Bilateral trade between the two economies is running at about $120 billion a year, with the trade surplus heavily in China's favor.

That has provoked criticism among some U.S. lawmakers and industry groups worried about job losses. Last month, the United States put a cap on imports of some Chinese textiles and imposed tariffs on televisions.

Wen leaves for the United States on Sunday on what is his first official visit there since becoming premier. Trade will be high on the agenda.

He will meet U.S. President George W. Bush and deliver a speech at Harvard University during a tour that takes in New York, Washington and Boston.

Wen will also visit Canada and Mexico, before attending a meeting of the China-Africa Cooperation Forum in Ethiopia. He returns to China on December 16.

GLOBAL TRADERS
Two-way merchandise trade 2002
1. United States $1806 billion
2. Germany $1105.5 billion
3. Japan $752.4 billion
4. France $655.9 billion
5. China $620.8 billion
Source: WTO

The most recent U.S. action against China on textiles and TVs was seen as motivated by U.S. elections in 2004, Reuters news agency reports.

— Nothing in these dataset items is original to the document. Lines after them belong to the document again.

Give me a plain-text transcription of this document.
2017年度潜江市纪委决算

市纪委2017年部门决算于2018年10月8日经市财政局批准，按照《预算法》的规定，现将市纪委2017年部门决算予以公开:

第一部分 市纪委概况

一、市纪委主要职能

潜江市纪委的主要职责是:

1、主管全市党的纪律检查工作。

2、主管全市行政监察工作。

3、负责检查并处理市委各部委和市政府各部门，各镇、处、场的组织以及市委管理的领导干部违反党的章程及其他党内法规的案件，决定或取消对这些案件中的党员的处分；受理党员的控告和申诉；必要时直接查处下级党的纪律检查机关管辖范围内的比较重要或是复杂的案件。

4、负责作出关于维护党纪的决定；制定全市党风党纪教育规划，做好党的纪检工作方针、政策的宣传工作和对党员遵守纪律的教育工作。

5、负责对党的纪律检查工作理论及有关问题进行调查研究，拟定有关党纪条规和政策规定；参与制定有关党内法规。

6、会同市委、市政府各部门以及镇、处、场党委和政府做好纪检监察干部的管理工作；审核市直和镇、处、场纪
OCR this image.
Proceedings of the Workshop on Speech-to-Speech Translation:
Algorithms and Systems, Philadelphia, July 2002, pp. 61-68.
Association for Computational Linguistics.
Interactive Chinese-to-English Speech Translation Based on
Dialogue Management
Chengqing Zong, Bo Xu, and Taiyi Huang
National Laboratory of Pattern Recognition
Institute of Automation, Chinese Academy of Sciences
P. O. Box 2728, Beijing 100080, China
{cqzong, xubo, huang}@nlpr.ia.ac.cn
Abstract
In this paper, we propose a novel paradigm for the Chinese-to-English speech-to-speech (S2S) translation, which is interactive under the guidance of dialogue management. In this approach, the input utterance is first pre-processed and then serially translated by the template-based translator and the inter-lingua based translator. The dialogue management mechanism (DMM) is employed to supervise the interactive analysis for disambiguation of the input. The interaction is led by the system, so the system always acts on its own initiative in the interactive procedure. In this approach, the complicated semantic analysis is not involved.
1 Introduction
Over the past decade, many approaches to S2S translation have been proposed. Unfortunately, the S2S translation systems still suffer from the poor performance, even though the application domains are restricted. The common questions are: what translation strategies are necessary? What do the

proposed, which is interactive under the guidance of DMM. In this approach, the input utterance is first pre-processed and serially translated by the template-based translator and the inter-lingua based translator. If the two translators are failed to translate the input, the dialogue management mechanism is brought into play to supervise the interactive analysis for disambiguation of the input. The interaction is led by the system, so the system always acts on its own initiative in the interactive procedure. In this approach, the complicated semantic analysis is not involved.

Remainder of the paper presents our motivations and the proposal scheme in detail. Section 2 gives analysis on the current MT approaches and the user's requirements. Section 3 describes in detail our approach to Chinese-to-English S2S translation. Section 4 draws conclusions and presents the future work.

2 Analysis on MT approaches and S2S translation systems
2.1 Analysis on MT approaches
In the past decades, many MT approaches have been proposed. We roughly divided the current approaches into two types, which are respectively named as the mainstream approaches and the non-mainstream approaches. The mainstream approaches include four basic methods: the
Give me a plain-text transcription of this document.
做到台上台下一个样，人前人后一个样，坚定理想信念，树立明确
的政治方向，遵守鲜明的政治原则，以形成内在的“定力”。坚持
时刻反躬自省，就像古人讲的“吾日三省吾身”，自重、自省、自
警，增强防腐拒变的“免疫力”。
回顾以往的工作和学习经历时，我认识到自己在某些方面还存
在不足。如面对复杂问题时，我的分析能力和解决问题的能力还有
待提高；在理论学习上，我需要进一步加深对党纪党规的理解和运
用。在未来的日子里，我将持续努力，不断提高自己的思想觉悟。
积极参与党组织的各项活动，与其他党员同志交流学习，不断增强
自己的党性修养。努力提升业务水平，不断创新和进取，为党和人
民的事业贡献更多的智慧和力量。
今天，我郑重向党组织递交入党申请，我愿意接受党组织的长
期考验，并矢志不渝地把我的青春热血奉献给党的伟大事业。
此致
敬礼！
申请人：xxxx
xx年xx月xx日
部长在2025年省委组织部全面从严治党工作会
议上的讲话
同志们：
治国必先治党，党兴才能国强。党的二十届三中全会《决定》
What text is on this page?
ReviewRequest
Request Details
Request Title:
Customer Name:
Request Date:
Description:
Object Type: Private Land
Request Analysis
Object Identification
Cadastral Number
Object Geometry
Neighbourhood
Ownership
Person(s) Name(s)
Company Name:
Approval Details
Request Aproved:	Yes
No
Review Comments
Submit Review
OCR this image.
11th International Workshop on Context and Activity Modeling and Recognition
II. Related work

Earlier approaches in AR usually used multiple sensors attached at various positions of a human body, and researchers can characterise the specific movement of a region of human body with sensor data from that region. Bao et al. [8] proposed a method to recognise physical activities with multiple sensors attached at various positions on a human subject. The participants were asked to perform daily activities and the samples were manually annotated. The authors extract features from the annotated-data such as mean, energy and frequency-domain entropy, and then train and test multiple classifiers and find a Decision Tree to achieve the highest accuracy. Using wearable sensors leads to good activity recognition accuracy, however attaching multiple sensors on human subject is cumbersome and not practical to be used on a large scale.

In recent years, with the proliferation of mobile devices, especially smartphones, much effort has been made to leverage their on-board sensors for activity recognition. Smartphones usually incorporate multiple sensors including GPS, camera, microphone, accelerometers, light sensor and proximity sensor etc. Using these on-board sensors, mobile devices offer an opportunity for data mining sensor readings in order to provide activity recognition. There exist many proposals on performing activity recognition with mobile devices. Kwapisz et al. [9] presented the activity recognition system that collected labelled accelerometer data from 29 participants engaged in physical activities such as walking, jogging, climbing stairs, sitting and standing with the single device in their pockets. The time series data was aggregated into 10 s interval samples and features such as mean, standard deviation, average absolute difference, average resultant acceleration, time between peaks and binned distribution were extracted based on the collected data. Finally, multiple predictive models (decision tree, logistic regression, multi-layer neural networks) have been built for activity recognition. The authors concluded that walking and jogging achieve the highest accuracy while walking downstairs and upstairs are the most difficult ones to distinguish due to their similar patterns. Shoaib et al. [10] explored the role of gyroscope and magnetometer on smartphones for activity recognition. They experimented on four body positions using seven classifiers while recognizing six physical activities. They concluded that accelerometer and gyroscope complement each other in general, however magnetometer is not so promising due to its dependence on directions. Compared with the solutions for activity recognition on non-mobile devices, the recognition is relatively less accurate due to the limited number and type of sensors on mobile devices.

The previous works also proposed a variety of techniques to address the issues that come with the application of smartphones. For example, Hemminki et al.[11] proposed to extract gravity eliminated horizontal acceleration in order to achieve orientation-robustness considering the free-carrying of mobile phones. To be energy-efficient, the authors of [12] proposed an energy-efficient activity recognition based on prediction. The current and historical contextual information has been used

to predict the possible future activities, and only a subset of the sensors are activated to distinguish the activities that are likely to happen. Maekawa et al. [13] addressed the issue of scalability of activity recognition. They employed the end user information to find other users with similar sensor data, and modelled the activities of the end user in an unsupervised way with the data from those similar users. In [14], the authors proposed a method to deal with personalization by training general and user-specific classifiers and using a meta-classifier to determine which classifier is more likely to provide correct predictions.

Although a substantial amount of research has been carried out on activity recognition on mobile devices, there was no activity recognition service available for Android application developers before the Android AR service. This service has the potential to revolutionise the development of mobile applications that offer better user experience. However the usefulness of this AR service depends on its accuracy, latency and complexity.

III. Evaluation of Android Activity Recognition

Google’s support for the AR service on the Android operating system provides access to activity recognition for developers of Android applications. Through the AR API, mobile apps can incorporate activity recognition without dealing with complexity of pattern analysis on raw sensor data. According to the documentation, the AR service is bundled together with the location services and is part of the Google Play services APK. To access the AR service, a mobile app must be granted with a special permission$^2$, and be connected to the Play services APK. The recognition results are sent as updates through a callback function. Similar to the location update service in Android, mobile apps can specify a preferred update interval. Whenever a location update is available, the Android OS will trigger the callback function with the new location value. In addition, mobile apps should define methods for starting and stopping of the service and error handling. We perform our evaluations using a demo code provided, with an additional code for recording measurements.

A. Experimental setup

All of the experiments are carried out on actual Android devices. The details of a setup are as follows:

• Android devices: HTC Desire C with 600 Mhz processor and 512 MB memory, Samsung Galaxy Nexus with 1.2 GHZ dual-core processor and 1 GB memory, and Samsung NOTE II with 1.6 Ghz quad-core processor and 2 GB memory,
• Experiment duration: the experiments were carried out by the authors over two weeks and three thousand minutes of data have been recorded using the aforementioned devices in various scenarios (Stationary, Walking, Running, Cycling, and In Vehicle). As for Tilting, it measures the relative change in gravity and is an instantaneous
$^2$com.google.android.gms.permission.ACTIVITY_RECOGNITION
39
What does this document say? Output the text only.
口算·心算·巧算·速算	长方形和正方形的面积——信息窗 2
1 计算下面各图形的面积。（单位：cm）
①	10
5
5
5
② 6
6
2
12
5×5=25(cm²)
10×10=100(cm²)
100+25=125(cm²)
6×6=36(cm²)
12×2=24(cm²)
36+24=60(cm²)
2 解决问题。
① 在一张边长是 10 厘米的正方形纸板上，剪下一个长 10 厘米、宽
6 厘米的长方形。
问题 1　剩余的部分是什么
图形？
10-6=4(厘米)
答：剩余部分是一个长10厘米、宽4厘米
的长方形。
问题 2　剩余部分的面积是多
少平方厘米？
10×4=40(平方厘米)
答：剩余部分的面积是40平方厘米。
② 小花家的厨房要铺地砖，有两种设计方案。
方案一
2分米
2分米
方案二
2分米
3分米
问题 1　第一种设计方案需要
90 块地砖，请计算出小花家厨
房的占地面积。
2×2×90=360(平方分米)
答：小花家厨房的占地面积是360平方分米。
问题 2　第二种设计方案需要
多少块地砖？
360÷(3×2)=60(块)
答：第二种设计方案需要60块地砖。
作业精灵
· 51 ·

In return, Beijing delayed trips to shop for U.S. soybeans, wheat and cotton and threatened to impose duties on some U.S. goods.

A Chinese foreign ministry spokesman said Friday that the recent trade friction will not overshadow achievements in two-way trade cooperation, according to the Web site of China's Xinhua news agency.

The United States scrapped controversial steel tariffs 16 months ahead of schedule on Thursday, averting a trade war that threatened to strain ties with Europe and Asia.

The tariffs had been declared illegal by the World Trade Organization (WTO) last month.

China, which joined the WTO at the end of 2001, welcomed the U.S. decision, with a statement expected later Friday from its commerce ministry.

China was willing to settle any disputes through dialogue and would help create favorable conditions for future trade development, Xinhua quoted Wang Youli, an analyst from a Ministry of Commerce think-tank, as saying.

"Sino-US trade will progress despite the disputes," he said.

China's fast-growing exports to the United States have come in for criticism among some U.S. lawmakers, who have blamed the country's fixed exchange rate regime for keeping Chinese exports artificially cheap and stealing U.S. jobs.

The Xinhua report stressed growing interdependence between the two economies, whose bilateral trade from January to October was up 30.7 percent on a year earlier, at $102.48 billion.

The United States is now China's second-largest trading partner after Japan. It imported nearly $75 billion worth of Chinese goods in the first 10 months, Xinhua said.

China bought some $27 billion worth of U.S. goods including planes and machinery in that period, a 25.7 percent jump from the previous year, it said.